Nelayan Maluku sejahtera(?)
Untuk mengukur tingkat
kesejahteraan nelayan Maluku, kita bisa melihat tingkat NTN (Nilai Tukar Nelayan). Masih berdasarkan data dari BPS
pada 5 maret 2020 yang menyebutkan bahwa tingkat NTN provinsi Maluku adalah
105,04. Meskipun secara sepintas sudah masuk kategori sejahtera, namun dengan
status Maluku sebagai pemilik pantai terpanjang di Indonesia yakni 10.630 km
(11,17% dari total panjang garis pantai Indonesia) masih kalah dibandingkan
Provinsi Kepulauan Bangka Belitung yang memiliki NTN mencapai 106,61 dengan
panjang garis pantai hanya 1200 km. Maluku juga kalah dibandingkan Provinsi
Jambi yang memiliki NTN 106,73 dengan garis pantai hanya sepanjang 268 km.
berdasarkan fakta tersebut maka Pemerintah Provinsi Maluku serta Pemerintah pusat
harus terus mendorong pembangunan perikanan di Maluku.
Berdasarkan data Direktori
perusahaan perikanan, pelabuhan perikanan, tempat pelelangan ikan (TPI) dan
pangkalan pendaratan ikan (PPI) Provinsi Maluku tahun 2017, Jumlah Pelabuhan
Perikanan di Maluku hanya berjumlah 3 buah yakni Pelabuhan Perikanan Nusantara
(PPN) Tantui, Pelabuhan Perikanan Eri dan Pelabuhan Perikanan Nusantara (PPN)

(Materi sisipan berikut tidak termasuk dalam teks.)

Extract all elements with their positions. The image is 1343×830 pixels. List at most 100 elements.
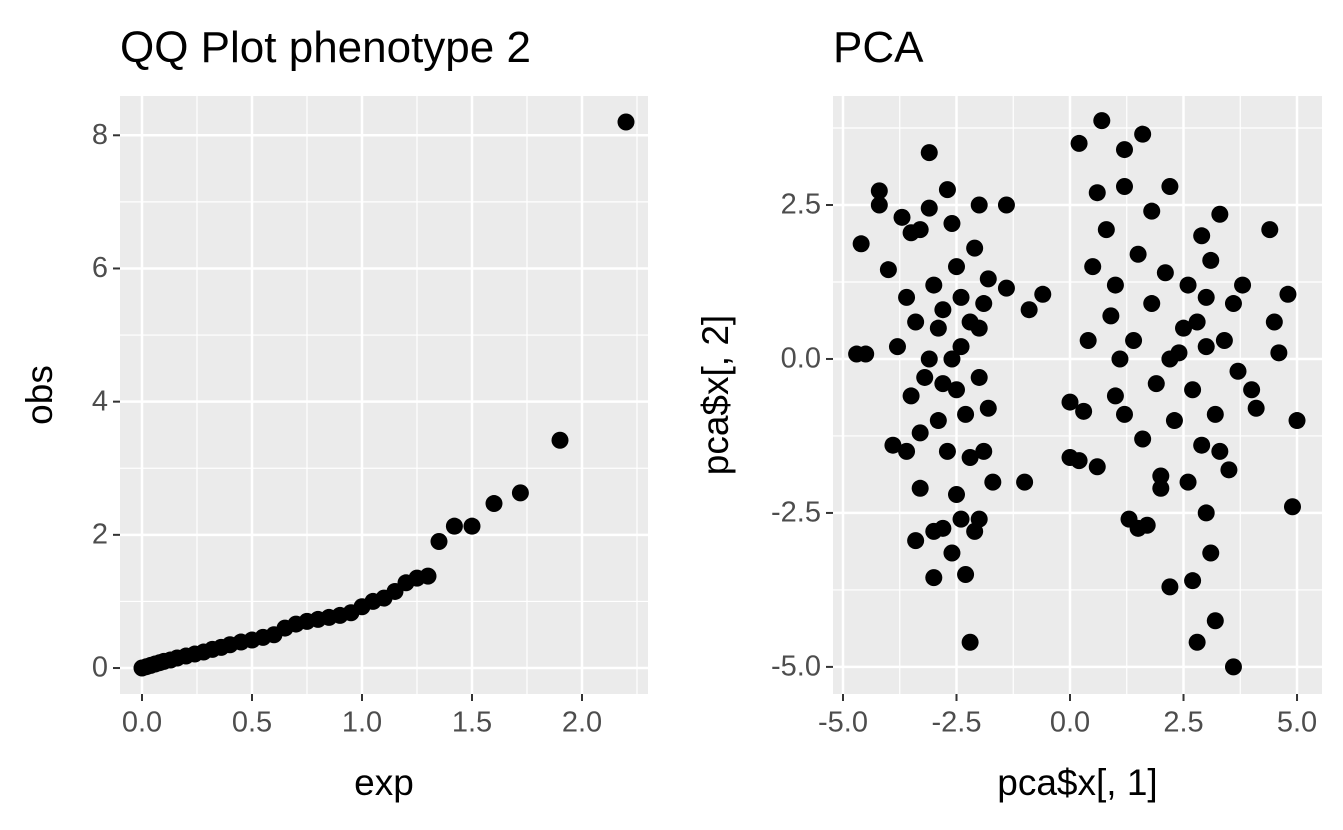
point xyxy=(1134,125,1152,143)
y-tick-label: 6 xyxy=(92,252,108,284)
point xyxy=(1161,578,1179,596)
point xyxy=(911,424,929,442)
y-tick-label: 2 xyxy=(92,519,108,551)
point xyxy=(1188,633,1206,651)
point xyxy=(852,235,870,253)
point xyxy=(1111,350,1129,368)
point xyxy=(1143,202,1161,220)
point xyxy=(1088,458,1106,476)
y-axis-title: pca$x[, 2] xyxy=(695,315,736,475)
x-tick-label: 0.5 xyxy=(232,707,272,739)
chart-title: QQ Plot phenotype 2 xyxy=(120,23,531,72)
point xyxy=(943,214,961,232)
x-tick-label: 5.0 xyxy=(1277,707,1317,739)
point xyxy=(1152,467,1170,485)
point xyxy=(1070,134,1088,152)
point xyxy=(1234,276,1252,294)
point xyxy=(920,144,938,162)
point xyxy=(929,412,947,430)
point xyxy=(938,442,956,460)
point xyxy=(870,182,888,200)
point xyxy=(1016,473,1034,491)
point xyxy=(1102,307,1120,325)
point xyxy=(1075,402,1093,420)
point xyxy=(1224,295,1242,313)
point xyxy=(1188,313,1206,331)
point xyxy=(1184,381,1202,399)
point xyxy=(961,313,979,331)
point xyxy=(1034,285,1052,303)
point xyxy=(934,519,952,537)
point xyxy=(1106,387,1124,405)
point xyxy=(1197,504,1215,522)
y-tick-label: 4 xyxy=(92,385,108,417)
x-tick-label: 1.0 xyxy=(342,707,382,739)
point xyxy=(952,338,970,356)
point xyxy=(485,495,503,513)
point xyxy=(970,368,988,386)
x-tick-label: -2.5 xyxy=(932,707,982,739)
point xyxy=(947,381,965,399)
point xyxy=(979,399,997,417)
point xyxy=(916,368,934,386)
point xyxy=(1229,362,1247,380)
point xyxy=(1265,313,1283,331)
point xyxy=(929,319,947,337)
point xyxy=(943,350,961,368)
point xyxy=(857,345,875,363)
point xyxy=(966,239,984,257)
point xyxy=(1202,544,1220,562)
point xyxy=(1134,430,1152,448)
point xyxy=(430,533,448,551)
point xyxy=(419,567,437,585)
point xyxy=(911,221,929,239)
point xyxy=(902,387,920,405)
point xyxy=(870,196,888,214)
point xyxy=(1115,141,1133,159)
point xyxy=(911,479,929,497)
x-axis-title: exp xyxy=(354,762,414,803)
point xyxy=(1088,184,1106,202)
point xyxy=(934,301,952,319)
x-tick-label: 0.0 xyxy=(1050,707,1090,739)
point xyxy=(1288,412,1306,430)
point xyxy=(1138,516,1156,534)
point xyxy=(1070,452,1088,470)
point xyxy=(1215,331,1233,349)
point xyxy=(1279,285,1297,303)
point xyxy=(975,442,993,460)
y-tick-label: 0.0 xyxy=(781,343,821,375)
y-tick-label: -2.5 xyxy=(771,497,821,529)
point xyxy=(957,566,975,584)
point xyxy=(1283,498,1301,516)
point xyxy=(952,510,970,528)
point xyxy=(617,113,635,131)
point xyxy=(445,517,463,535)
point xyxy=(920,350,938,368)
point xyxy=(934,375,952,393)
point xyxy=(1211,205,1229,223)
point xyxy=(879,261,897,279)
point xyxy=(907,313,925,331)
x-tick-label: 0.0 xyxy=(122,707,162,739)
x-axis-title: pca$x[, 1] xyxy=(997,762,1157,803)
point xyxy=(961,449,979,467)
point xyxy=(1211,442,1229,460)
point xyxy=(1206,612,1224,630)
point xyxy=(1165,412,1183,430)
point xyxy=(907,532,925,550)
point xyxy=(943,544,961,562)
point xyxy=(1143,295,1161,313)
point xyxy=(551,431,569,449)
point xyxy=(884,436,902,454)
x-tick-label: 2.5 xyxy=(1163,707,1203,739)
point xyxy=(893,208,911,226)
y-axis-title: obs xyxy=(19,365,60,425)
point xyxy=(1020,301,1038,319)
point xyxy=(970,196,988,214)
point xyxy=(997,196,1015,214)
point xyxy=(970,510,988,528)
x-tick-label: -5.0 xyxy=(818,707,868,739)
point xyxy=(898,288,916,306)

Dumar. Tempat pelelangan ikan (TPI) di Maluku sampai saat ini belum ada yang
aktif. Sedangkan untuk Pangkalan Pendarat Ikan (PPI) hingga tahun 2016
berjumlah 18, dimana hanya 3 yang aktif. Kondisi ini tentu sangat menyulitkan
upaya pendataan aktifitas penangkapan ikan di Maluku. Maka kita patut bertanya
bagaimana bisa NTN Provinsi Maluku dinyatakan di atas angka sejahtera sementara
jumlah pelabuhan serta pangkalan pendaratan ikan banyak yang tidak aktif
padahal ketidakaktifan itu membuat pendataan tak bisa maksimal dilakukan.
Paradoks OTODA
Otonomi daerah selain
memberikan harapan bagi peningkatan kesejahteraan nelayan, seringkali justeru
kembali menghadirkan kantong kemiskinan baru. Sudah menjadi rahasia umum bahwa
program pemberian bantuan bagi nelayan seringkali tidak tepat sasaran, bahkan
cenderung kontraproduktif. Pemberian bantuan oleh pemerintah daerah, baik di
Maluku maupun di wilayah lain acap kali lebih mempertimbangkan relasi politik
dalam konteks politik balas budi demi menjaga kantong suara (basis massa). Hal
ini berdampak pada tidak efektifnya program bantuan bagi nelayan. Pada beberapa
kasus, masyarakat yang berprofesi sebagai petani justeru mendapatkan bantuan
alat tangkap. Sebaliknya, nelayan justeru mendapatkan bantuan bibit tanaman
serta peralatan pertanian. Akibatnya, alat tangkap yang diberikan tidak dapat
dioperasikan, atau malah dijual. Hal ini tentu berdampak pada tidak
meningkatnya produkifitas sektor perikanan suatu daerah. Selain permasalahan
tersebut, permasalahan lain terkait pembangunan perikanan yaitu proses
pendataan yang sering direkayasa demi memberikan kesan positif terhadap kinerja
pemerintah daerah. Implikasinya, kebijakan yang hendak dirumuskan sering tidak
sesuai dengan kondisi sebenarnya di lapangan.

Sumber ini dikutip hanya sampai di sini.